Yeah, doesn't remove the mission, allows you to distribute the weight. That's really good. Yeah, yeah. All right, man. Take us, take us home. The we said the wall usually repeats because one of these is missing, right? Yeah. Design or distribute. And oftentimes we start asking, okay, what's wrong with me when I think we need to be asking? All right, which move am I skipping?

SPEAKER_00

Yeah, yeah, yeah. So here's how we cross the threshold this week. This is the smallest rebuild. I love this, y'all. This is the smallest rebuild. Here it is. Don't rebuild your life. Rebuild One Piece. Write that on your mirror, put it in a card, allow that to be your soundtrack, allow that to be your script. I'm rebuilding one piece at a time. Don't rebuild your life, rebuild one

Rebuild One Piece And Close

SPEAKER_00

piece.

SPEAKER_01

So choose one. Yep. Are you gonna dig? You're gonna answer those three dig questions that we lifted up. You see them in the show notes. Are you gonna design? You're gonna install one structure.
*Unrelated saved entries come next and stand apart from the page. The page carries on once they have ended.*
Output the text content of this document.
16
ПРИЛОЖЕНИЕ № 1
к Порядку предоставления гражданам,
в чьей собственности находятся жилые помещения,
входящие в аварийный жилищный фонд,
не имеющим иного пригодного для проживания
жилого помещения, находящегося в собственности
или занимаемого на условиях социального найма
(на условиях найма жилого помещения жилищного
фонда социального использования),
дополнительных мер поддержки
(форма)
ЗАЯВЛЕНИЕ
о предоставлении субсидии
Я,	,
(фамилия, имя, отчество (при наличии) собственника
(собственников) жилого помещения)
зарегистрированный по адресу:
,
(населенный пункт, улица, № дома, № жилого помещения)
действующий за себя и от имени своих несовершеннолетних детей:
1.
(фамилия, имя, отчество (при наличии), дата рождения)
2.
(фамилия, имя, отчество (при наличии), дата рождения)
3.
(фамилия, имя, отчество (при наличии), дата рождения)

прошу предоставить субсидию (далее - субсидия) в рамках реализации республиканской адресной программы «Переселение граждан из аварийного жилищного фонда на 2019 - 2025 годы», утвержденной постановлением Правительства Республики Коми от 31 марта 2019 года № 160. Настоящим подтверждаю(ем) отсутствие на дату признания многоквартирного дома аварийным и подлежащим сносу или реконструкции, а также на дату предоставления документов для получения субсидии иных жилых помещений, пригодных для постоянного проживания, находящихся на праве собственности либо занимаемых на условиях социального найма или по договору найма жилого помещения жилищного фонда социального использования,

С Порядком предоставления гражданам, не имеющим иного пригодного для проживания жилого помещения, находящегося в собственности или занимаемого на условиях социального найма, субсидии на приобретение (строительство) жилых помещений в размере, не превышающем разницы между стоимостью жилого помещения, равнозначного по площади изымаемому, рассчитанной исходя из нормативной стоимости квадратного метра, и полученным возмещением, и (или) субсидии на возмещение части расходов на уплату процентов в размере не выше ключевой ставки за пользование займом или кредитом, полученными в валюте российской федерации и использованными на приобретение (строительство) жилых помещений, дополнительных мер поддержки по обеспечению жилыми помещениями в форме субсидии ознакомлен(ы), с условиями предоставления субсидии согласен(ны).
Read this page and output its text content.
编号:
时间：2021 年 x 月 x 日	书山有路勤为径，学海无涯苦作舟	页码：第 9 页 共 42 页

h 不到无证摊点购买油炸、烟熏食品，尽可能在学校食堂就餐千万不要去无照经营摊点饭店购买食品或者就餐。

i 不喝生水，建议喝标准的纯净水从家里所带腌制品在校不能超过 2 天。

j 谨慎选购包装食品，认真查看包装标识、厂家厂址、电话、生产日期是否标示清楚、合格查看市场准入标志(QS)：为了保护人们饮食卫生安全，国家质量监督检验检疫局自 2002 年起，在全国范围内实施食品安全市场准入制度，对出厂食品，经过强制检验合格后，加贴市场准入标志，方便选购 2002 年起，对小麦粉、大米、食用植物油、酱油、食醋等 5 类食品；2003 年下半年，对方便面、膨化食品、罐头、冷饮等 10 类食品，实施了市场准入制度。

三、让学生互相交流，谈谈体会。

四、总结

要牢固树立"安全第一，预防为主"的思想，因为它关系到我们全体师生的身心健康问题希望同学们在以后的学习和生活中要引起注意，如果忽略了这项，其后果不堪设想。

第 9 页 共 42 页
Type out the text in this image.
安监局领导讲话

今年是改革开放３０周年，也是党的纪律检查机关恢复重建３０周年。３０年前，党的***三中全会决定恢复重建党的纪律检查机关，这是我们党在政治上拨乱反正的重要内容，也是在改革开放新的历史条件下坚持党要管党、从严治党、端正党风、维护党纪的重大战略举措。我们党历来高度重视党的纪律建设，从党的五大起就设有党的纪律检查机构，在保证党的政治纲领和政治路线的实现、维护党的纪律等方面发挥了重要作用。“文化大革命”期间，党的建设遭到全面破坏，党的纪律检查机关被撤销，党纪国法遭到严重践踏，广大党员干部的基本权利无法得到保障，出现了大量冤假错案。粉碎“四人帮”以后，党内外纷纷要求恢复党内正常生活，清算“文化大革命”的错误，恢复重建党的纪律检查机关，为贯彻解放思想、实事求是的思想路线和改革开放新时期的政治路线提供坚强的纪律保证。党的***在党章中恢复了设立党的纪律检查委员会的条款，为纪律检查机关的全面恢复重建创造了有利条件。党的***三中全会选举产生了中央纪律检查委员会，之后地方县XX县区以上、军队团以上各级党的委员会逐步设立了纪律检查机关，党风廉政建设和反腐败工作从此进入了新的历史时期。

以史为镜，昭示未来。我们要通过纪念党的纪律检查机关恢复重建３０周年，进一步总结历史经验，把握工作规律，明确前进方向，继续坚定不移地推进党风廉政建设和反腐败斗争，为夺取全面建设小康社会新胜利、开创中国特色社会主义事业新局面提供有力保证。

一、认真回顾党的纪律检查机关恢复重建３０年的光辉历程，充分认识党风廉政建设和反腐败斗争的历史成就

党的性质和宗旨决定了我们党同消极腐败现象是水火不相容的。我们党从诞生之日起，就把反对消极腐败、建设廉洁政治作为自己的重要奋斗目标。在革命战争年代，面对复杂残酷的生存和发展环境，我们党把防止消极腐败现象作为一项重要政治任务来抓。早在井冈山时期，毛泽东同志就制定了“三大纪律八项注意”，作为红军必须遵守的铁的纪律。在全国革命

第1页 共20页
Is it gonna be that that weekly capacity rhythm? Is it gonna be a daily shutdown? And are you gonna distribute? Are you gonna make one ask, uh, delegate an outcome or tell one person the truth? And we're saying choose one. Choose one. Choose just one. One.

SPEAKER_00

Any closing thoughts? You're not broken, you're in a pattern. And that means patterns can be interrupted. That's good news.